Question

An electric bulb is rated $220$ volt and $100$ watt, Power consumed by it when operated on $110$ volt is :
(A) $50\;{\text{W}}$
(B) $85\;{\text{W}}$
(C) $90\;{\text{W}}$
(D) $25\;{\text{W}}$

Answer 1

Hint
The power rating of an electric appliance is the highest input we can flow through it. It would depend on the resistance and voltage rating of the electric appliance.

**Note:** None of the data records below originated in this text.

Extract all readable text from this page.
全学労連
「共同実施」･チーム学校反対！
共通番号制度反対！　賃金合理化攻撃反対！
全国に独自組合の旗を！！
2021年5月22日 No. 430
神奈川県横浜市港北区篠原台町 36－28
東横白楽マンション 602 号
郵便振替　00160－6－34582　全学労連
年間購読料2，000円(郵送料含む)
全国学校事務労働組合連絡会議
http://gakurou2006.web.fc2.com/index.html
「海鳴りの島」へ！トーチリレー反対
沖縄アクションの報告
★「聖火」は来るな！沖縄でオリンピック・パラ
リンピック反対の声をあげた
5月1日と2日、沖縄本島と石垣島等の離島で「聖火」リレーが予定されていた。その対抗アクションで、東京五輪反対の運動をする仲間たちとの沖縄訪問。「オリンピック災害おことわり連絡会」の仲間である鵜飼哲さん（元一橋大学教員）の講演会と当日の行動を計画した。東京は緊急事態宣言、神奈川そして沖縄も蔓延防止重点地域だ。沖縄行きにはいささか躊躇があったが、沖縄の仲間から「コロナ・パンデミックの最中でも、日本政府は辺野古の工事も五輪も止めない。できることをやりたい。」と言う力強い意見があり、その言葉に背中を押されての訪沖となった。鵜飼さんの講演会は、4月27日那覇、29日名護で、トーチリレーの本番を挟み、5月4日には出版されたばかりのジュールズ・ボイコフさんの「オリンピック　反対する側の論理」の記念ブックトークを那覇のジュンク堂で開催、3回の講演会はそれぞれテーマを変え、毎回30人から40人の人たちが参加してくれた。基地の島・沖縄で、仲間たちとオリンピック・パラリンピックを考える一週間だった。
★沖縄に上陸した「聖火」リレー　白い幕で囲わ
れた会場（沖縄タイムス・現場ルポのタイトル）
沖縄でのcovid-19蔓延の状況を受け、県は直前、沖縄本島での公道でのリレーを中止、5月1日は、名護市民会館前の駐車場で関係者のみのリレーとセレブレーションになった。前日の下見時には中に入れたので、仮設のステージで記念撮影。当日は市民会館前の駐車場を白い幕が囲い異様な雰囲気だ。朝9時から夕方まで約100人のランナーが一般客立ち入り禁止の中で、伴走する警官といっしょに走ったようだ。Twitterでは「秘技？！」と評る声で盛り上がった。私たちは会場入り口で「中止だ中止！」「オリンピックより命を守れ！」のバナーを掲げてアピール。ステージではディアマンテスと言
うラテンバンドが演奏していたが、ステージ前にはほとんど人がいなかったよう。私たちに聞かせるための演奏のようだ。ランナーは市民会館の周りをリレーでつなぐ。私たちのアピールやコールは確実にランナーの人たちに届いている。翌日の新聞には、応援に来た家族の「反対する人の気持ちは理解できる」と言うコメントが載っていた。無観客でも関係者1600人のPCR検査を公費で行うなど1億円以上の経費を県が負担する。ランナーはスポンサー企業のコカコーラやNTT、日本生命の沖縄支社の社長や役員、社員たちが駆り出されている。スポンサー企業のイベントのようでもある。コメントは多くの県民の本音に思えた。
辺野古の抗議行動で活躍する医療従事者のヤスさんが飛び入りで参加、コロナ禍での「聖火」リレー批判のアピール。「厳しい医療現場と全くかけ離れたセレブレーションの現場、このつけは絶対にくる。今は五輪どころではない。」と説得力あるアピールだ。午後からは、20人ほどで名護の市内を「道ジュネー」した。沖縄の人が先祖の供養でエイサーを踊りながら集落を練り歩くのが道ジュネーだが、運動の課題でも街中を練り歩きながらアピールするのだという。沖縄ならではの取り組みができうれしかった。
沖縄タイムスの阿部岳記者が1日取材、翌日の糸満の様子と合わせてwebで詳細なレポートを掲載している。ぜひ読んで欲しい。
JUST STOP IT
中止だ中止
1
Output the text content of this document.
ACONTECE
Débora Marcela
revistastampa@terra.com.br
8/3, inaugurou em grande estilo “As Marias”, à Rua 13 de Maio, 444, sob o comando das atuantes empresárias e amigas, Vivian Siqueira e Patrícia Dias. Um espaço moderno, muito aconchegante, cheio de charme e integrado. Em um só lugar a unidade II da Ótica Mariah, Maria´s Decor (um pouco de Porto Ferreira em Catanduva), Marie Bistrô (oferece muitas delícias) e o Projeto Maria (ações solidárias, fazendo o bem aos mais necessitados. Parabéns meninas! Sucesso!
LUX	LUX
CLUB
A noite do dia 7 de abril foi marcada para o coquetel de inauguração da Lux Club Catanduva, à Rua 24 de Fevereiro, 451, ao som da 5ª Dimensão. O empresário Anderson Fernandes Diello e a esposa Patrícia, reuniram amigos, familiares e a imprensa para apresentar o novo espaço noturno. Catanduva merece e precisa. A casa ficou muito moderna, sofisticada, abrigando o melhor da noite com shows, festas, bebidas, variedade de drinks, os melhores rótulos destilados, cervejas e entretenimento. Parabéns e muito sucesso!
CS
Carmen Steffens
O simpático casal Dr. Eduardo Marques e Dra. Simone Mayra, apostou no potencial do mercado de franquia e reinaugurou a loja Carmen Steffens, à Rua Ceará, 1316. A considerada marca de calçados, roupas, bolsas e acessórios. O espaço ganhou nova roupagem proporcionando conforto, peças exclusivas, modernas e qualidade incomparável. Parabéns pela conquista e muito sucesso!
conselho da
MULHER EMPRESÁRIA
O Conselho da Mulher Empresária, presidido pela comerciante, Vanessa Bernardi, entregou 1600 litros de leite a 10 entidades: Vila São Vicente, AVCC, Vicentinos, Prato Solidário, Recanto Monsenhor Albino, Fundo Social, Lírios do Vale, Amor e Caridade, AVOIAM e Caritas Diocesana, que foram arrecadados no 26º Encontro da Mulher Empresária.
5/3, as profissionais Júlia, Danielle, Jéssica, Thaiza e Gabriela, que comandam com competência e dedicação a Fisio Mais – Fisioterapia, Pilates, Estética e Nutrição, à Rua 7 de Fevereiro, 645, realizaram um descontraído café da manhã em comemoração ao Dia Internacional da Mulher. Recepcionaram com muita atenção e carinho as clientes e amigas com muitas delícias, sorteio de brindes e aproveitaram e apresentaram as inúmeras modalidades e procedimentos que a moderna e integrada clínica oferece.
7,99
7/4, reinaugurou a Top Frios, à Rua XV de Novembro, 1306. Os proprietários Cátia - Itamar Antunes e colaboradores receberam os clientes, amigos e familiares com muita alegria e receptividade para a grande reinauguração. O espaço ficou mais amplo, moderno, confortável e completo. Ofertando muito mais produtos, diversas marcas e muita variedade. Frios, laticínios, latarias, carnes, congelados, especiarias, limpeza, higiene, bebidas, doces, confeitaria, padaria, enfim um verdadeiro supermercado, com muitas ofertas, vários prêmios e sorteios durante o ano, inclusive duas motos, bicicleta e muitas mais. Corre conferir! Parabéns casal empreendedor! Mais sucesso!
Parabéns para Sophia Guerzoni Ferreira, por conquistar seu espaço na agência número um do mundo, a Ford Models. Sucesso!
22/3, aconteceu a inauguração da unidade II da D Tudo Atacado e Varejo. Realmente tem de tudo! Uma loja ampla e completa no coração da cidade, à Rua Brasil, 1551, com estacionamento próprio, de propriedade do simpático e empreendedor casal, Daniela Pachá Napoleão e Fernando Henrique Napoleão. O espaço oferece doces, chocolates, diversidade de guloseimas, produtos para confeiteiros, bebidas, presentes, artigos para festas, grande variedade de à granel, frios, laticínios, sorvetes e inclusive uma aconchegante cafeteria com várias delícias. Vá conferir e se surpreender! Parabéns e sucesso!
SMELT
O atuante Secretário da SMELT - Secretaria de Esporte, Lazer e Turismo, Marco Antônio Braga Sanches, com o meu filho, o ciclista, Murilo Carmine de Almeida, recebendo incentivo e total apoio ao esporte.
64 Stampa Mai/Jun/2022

Complete step by step answer
Given, the voltage rated at the bulb is $V = 220\;{\text{V}}$ and power rated is $P = 100\;{\text{W}}$.
The power rating will help the users to use the electric appliance not giving the input greater than the rating. Hence it is for more safety of the appliance. It is the maximum power that can be dissipated. And it is the voltage supplied by the current draw. In order to calculate the power rating, we should know about the resistance and the voltage requirements of the appliance. The power rating can be given in units of watts or kilowatts.
The expression for the power rated in the bulb is given as,
$\Rightarrow P = \dfrac{{{V^2}}}{R}$
Where, $V$ is the voltage and $R$ is the resistance and $P$ is the power.
From the above expression, the resistance of the bulb is given as,
$\Rightarrow R = \dfrac{{{V^2}}}{P}$
Substituting the values in the above expression,
$\Rightarrow R = \dfrac{{{{\left( {220\;{\text{V}}} \right)}^2}}}{{100\;{\text{W}}}} $
$\Rightarrow 484\;\Omega $
Thus, the resistance of the bulb is $484\;\Omega $.
The power consumed when the bulb is operated in $110$ volts is given as,
$\Rightarrow P = \dfrac{{{{\left( {110\;{\text{V}}} \right)}^2}}}{{484\;\Omega }} $
$\Rightarrow P = 25\;{\text{W}} $
The power consumed is $25\;{\text{W}}$.
The answer is option (D).

Note
We have to note that if the resistance of the appliance is greater, then the power consumed will be smaller. Thus if the operating voltage is higher, then more power will be consumed.